Identifying the appropriate spatial scales to study populations and connectivity has long been recognized as a problem in basic and applied ecology. However, objectively identifying those critical scales remains a challenge. In their new Nature Communications paper, Fletcher et al. 2013 use innovative methods extended from statistical physics and social sciences to apply network modularity to identify critical scales of connectivity for ecological and evolutionary population processes.
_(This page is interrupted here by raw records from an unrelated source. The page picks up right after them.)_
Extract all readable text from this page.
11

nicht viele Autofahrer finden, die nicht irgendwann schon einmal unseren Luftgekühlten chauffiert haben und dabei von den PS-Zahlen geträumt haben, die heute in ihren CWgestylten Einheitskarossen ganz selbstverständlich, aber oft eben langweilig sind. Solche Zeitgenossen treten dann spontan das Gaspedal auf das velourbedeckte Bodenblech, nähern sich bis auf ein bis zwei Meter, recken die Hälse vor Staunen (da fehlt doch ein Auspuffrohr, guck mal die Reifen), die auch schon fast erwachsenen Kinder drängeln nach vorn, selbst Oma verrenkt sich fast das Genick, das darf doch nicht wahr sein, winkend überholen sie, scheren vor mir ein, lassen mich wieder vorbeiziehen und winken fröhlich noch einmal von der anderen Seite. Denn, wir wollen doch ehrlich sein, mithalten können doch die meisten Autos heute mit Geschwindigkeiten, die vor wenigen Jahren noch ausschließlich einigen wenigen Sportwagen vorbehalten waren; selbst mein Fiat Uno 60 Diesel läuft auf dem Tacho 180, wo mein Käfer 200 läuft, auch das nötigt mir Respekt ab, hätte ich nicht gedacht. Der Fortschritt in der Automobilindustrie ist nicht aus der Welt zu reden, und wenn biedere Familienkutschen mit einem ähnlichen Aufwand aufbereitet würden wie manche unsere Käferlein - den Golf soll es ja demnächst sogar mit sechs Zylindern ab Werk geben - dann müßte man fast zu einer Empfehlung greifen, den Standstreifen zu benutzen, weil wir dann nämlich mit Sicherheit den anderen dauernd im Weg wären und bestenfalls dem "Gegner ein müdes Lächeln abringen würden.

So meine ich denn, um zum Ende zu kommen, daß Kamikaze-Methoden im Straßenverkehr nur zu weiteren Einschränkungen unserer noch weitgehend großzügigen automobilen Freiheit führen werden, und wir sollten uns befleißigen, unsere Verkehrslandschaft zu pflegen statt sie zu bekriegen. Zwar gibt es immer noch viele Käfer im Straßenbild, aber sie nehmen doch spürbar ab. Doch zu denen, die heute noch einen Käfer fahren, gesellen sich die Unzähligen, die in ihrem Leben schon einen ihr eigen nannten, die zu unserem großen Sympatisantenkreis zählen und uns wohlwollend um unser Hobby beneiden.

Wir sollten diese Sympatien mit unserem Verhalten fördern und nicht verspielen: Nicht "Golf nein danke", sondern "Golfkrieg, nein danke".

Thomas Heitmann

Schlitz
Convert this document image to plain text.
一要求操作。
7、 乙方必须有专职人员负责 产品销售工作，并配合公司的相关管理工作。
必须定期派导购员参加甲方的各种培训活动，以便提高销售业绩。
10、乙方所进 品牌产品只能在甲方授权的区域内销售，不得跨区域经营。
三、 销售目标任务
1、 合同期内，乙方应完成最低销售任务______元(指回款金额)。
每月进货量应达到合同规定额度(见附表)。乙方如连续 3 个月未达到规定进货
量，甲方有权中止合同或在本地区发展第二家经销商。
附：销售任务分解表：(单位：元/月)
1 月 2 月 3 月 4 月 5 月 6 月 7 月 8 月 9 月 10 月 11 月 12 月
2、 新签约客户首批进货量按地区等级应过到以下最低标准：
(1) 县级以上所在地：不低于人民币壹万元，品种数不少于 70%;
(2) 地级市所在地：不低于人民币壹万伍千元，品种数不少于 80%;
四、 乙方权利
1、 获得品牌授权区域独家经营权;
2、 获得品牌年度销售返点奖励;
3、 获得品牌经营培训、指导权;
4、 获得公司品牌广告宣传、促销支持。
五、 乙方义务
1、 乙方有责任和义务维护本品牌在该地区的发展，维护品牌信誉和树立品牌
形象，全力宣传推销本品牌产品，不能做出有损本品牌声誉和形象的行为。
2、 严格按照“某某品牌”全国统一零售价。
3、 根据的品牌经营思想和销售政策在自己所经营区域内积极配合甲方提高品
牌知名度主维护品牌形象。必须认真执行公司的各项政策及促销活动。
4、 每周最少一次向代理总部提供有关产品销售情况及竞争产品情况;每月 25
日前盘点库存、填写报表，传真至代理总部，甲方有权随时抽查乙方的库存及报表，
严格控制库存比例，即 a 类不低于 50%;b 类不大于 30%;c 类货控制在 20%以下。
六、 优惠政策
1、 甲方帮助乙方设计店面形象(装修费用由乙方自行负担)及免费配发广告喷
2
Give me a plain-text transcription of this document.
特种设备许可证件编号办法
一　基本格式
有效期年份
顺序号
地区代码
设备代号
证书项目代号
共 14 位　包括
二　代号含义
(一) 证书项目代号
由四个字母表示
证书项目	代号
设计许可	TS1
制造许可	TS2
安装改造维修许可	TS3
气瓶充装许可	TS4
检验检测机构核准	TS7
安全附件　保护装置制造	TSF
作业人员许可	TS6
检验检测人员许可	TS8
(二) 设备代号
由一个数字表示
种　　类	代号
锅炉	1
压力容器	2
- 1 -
Modularity refers to clustering within networks into modules that are tightly linked to themselves and sparsely linked to other modules. In the context of populations in a landscape, modularity refers to habitat patches or local populations that are strongly connected to other patches or populations, through movement or gene flow, and weakly connected to the network of habitat patches or the larger population (i.e., the metapopulation). Fletcher et al. ask: How much modularity do populations exhibit? How much do spatial and non-spatial components contribute to modularity? How does module identification change inferences made about connectivity and metapopulation persistence? They address these questions using four examples that are illustrative of the vastly different scales at which organisms use landscapes. The examples are: cactus bug (Chelinidea vittiger) movements among cactus patches, Everglades snail kite (Rostrhamus sociabilis plumbeus) breeding-season movements among wetlands, bullfrog (Rana catesbeiana) gene flow among wetlands, and Florida black bears (Ursus americanus floridanus) gene flow among core populations.
Three of the four case studies showed strong modularity and so revealed critical spatial scales (only bears did not, which the authors attribute to wide ranging movements within their range). In two of the three species, modularity was not explained by geographic arrangement alone, suggesting that the functional modularity of populations can be non-intuitive. Inclusion of modularity into connectivity and population viability assessments showed higher metapopulation persistence than when modularity was ignored. For cactus bugs, once modularity was identified it became apparent that there were a few key patches for connectivity and metapopulation persistence that would not have been identified had modularity been ignored. Modularity perhaps supports persistence of populations through increased rescue effects due to added linkages or increased asynchrony of populations dynamics among modules.
Applications of this work to the management and study of populations extend not only to identify proper spatial scales, but also to identify habitat patches and linkages that are critical for persistence of imperiled populations. The latter could provide strategic information for management and conservation of land and corridor planning.
Fletcher, R.J., Jr., A. Revell, B. E. Reichert, W.M. Kitchens, J.D. Dixon, and J.D. Austin. 2013. Network modularity reveals critical scales for connectivity in ecology and evolution. Nature Communications 4: 2572.